Binary wire-format encoding for SMP protocol transmission.

Source: Encoding.hs

Overview

Encoding is the binary wire format — fixed-size or length-prefixed, no delimiters between fields. Contrast with Simplex.Messaging.Encoding.String which is the human-readable, space-delimited, base64url format used in URIs and logs.

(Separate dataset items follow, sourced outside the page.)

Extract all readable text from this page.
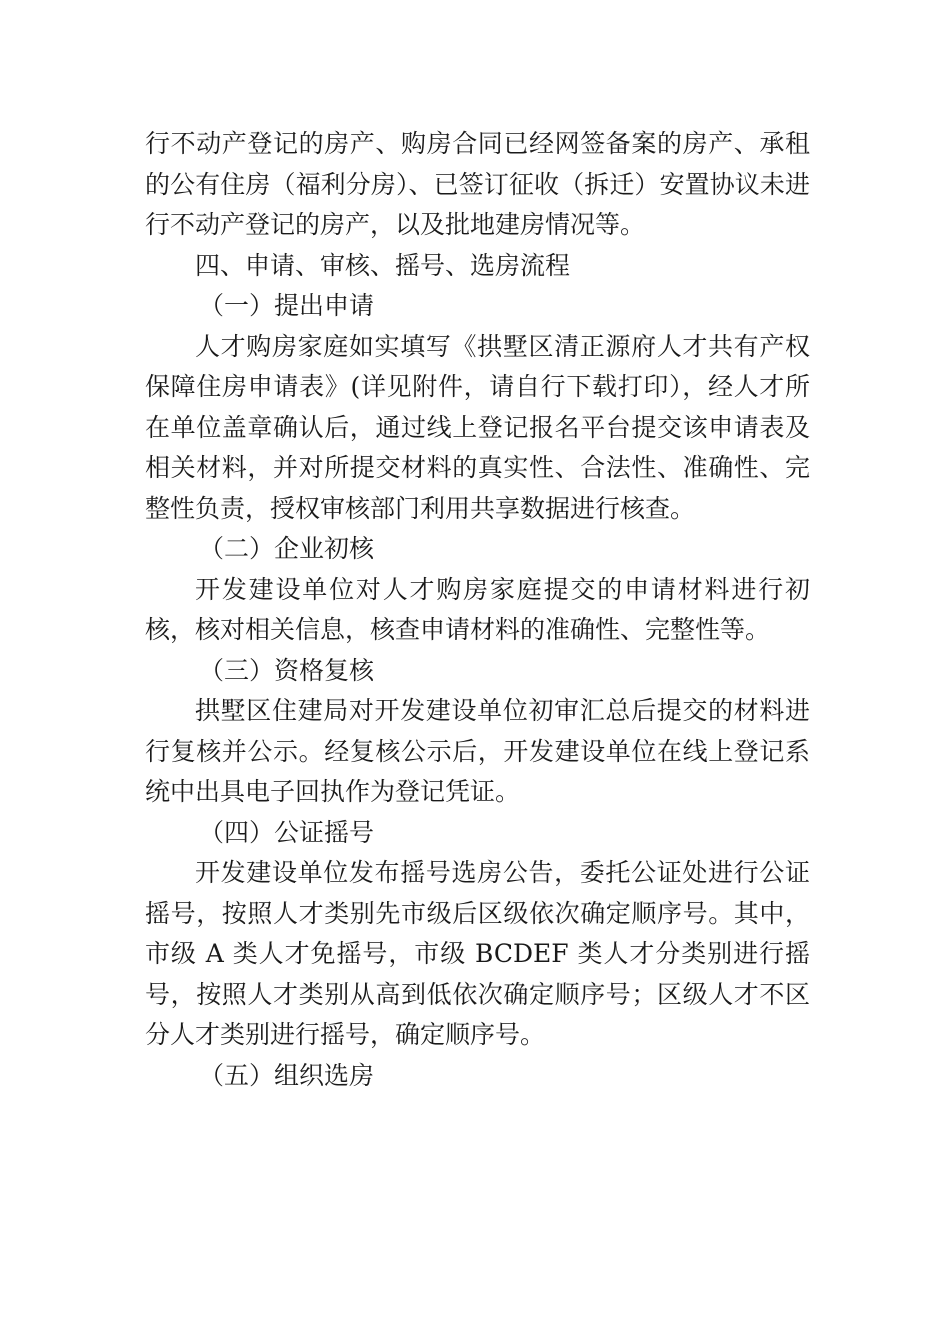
行不动产登记的房产、购房合同已经网签备案的房产、承租的公有住房（福利分房）、已签订征收（拆迁）安置协议未进行不动产登记的房产，以及批地建房情况等。

四、申请、审核、摇号、选房流程

（一）提出申请

人才购房家庭如实填写《拱墅区清正源府人才共有产权保障住房申请表》(详见附件，请自行下载打印），经人才所在单位盖章确认后，通过线上登记报名平台提交该申请表及相关材料，并对所提交材料的真实性、合法性、准确性、完整性负责，授权审核部门利用共享数据进行核查。

（二）企业初核

开发建设单位对人才购房家庭提交的申请材料进行初核，核对相关信息，核查申请材料的准确性、完整性等。

（三）资格复核

拱墅区住建局对开发建设单位初审汇总后提交的材料进行复核并公示。经复核公示后，开发建设单位在线上登记系统中出具电子回执作为登记凭证。

（四）公证摇号

开发建设单位发布摇号选房公告，委托公证处进行公证摇号，按照人才类别先市级后区级依次确定顺序号。其中， 市级 A 类人才免摇号，市级 BCDEF 类人才分类别进行摇号，按照人才类别从高到低依次确定顺序号；区级人才不区分人才类别进行摇号，确定顺序号。

（五）组织选房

The two encoding classes share some instances (Char, Bool, SystemTime) but differ fundamentally: Encoding is self-delimiting via length prefixes, StrEncoding is delimiter-based (spaces, commas).

ByteString instance

Length prefix is 1 byte. Maximum encodable length is 255 bytes. If a ByteString exceeds 255 bytes, the length silently wraps via w2c . fromIntegral — a 300-byte string encodes length as 44 (300 mod 256). Callers must ensure ByteStrings fit in 255 bytes, or use Large for longer values.

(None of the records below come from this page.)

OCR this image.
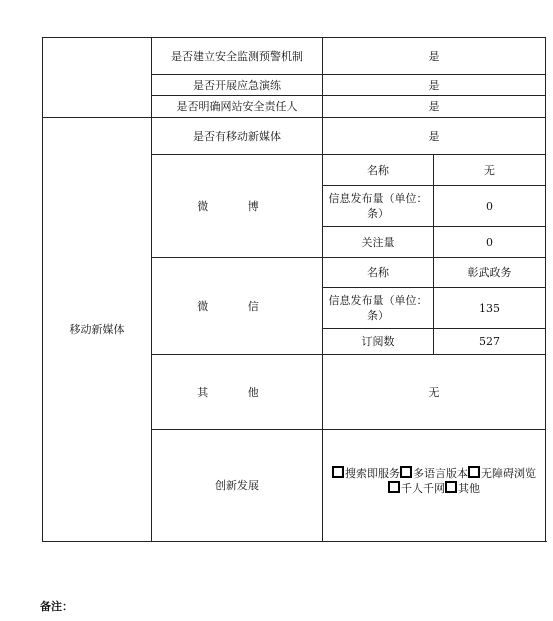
	是否建立安全监测预警机制	是	
	是否开展应急演练	是	
	是否明确网站安全责任人	是	
移动新媒体	是否有移动新媒体	是	
	微 博	名称	无
		信息发布量（单位：条）	0
		关注量	0
	微 信	名称	彰武政务
		信息发布量（单位：条）	135
		订阅数	527
	其 他	无	
	创新发展	搜索即服务 多语言版本 无障碍浏览千人千网 其他	
备注：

Security: silent truncation means a caller encoding untrusted input without length validation could produce a malformed message where the decoder reads fewer bytes than were intended, then misparses the remainder as the next field.

Large

2-byte length prefix (Word16). Use for ByteStrings that may exceed 255 bytes. Maximum 65535 bytes.

Maybe instance

Tags are ASCII characters '0' (0x30) and '1' (0x31), not bytes 0x00/0x01. Nothing encodes as the single byte 0x30; Just x encodes as 0x31 followed by smpEncode x.

Tail

Consumes all remaining input. Must be the last field in any composite encoding — placing it elsewhere silently eats subsequent fields.

Tuple instances

Sequential concatenation with no separators. Works because each element's encoding is self-delimiting (length-prefixed ByteString, fixed-size Word16/Word32/Int64/Char, etc.). If an element type isn't self-delimiting, the tuple won't round-trip.

SystemTime

Only seconds are encoded (as Int64); nanoseconds are discarded on encode and set to 0 on decode.

String instance

smpEncode goes through B.pack, which silently truncates any Unicode character above codepoint 255 to its lowest byte. A String containing non-Latin-1 characters is silently corrupted on encode with no error. Same issue exists in the StrEncoding String instance — see Simplex.Messaging.Encoding.String.

smpEncodeList / smpListP

1-byte length prefix for lists — same 255-item limit as ByteString's 255-byte limit.